At the time of its collapse, Carillion had used £100m of the £140m emergency loans that were put in place in September 2017 after July’s profit warning.
The facilities comprised a £40m senior secured revolving facility that matured on April 27 2018 which was fully drawn, and a £100m senior unsecured revolving facility, which was £60m drawn and had a maturity of January 1 2019.
Carillion’s £790m revolving credit, which was signed in November 2015, was also fully drawn at the time of its collapse, several sources said.
The five UK banks were in last-minute talks to give Carillion a further £100m-175m of short-term loans, two restructuring advisers said, to fund the company while a debt restructuring plan was finalised and implemented.
The short-term loans would have been refinanced by a £360m cash injection as part of a debt restructuring agreement that would have converted all of Carillion Plc’s existing debt into equity, several sources said.
Carillion held a meeting with creditors on January 10 to discuss its business plan and said that it needed at least £360m to sustain its business going forward.

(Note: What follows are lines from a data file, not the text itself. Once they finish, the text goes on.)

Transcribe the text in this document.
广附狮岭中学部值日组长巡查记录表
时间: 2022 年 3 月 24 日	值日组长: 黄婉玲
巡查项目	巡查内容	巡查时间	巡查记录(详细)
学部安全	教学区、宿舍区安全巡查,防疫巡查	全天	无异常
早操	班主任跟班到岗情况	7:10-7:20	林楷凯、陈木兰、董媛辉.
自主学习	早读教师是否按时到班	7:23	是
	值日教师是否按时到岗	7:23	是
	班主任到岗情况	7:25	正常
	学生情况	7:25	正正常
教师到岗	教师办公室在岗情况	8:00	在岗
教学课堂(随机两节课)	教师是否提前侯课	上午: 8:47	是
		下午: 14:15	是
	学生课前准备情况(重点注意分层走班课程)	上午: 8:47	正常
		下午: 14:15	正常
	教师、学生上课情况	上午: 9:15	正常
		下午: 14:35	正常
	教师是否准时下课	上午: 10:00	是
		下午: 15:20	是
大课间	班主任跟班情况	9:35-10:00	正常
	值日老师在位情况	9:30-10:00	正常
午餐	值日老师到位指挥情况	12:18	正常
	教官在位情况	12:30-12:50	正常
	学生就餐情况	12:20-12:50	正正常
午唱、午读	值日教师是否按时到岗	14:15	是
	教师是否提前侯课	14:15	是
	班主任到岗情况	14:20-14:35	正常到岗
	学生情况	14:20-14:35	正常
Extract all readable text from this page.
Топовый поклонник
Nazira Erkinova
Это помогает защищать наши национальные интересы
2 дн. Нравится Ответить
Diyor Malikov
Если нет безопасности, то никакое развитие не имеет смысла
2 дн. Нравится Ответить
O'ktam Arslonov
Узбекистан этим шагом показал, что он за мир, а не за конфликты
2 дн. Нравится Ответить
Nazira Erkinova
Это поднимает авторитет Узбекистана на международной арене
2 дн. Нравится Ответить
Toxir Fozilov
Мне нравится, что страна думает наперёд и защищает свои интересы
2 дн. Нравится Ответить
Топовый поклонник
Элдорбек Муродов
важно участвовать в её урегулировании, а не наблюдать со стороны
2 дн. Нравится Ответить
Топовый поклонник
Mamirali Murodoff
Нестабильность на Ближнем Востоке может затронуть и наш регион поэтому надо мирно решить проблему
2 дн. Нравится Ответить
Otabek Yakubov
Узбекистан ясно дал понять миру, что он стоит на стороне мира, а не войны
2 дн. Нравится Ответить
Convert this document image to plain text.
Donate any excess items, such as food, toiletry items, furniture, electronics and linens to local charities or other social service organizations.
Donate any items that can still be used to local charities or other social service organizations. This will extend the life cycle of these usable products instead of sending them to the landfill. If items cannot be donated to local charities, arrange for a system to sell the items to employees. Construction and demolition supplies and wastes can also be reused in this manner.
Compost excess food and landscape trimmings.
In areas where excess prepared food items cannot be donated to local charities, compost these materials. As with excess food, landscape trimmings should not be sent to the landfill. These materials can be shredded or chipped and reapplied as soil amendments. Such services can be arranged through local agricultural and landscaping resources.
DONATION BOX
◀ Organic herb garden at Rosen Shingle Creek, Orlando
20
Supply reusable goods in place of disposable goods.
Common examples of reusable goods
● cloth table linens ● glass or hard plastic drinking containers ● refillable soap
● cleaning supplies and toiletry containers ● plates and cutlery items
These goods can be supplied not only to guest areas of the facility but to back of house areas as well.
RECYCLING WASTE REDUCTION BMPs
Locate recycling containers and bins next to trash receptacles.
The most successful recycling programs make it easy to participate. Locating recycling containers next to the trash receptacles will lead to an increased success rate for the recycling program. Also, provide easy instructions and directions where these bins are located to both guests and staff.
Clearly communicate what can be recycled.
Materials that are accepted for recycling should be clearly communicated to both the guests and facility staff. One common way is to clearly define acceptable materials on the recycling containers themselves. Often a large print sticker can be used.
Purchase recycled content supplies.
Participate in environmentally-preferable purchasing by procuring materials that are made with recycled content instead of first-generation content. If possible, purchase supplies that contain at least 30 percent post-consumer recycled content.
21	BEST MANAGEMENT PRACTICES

Lenders said, however, that they were unable to commit funding without government support in the form of money, guarantees or the government taking back some contracts.
“Lenders’ support was contingent on government support. If they had that support they would have lent further money – maybe not the entire £360m but some money,” a second restructuring adviser said.
RBS, Santander and Lloyds were not willing to extend further funding after the government refused that support last weekend, a second banking source said.
HSBC and Barclays were willing to give Carillion another week before Carillion’s board applied to the high court for liquidation on Monday, he added.
Although some lenders were aware that Carillion’s finances were not sustainable without government support as early as December, creditors were optimistic of getting a deal done.
Lenders were expecting to agree a debt restructuring in the first quarter, before a six-month debt waiver expired in April, which would be implemented in the second quarter.
“We were very hopeful to get a deal done, it is very disappointing,” a third restructuring adviser said.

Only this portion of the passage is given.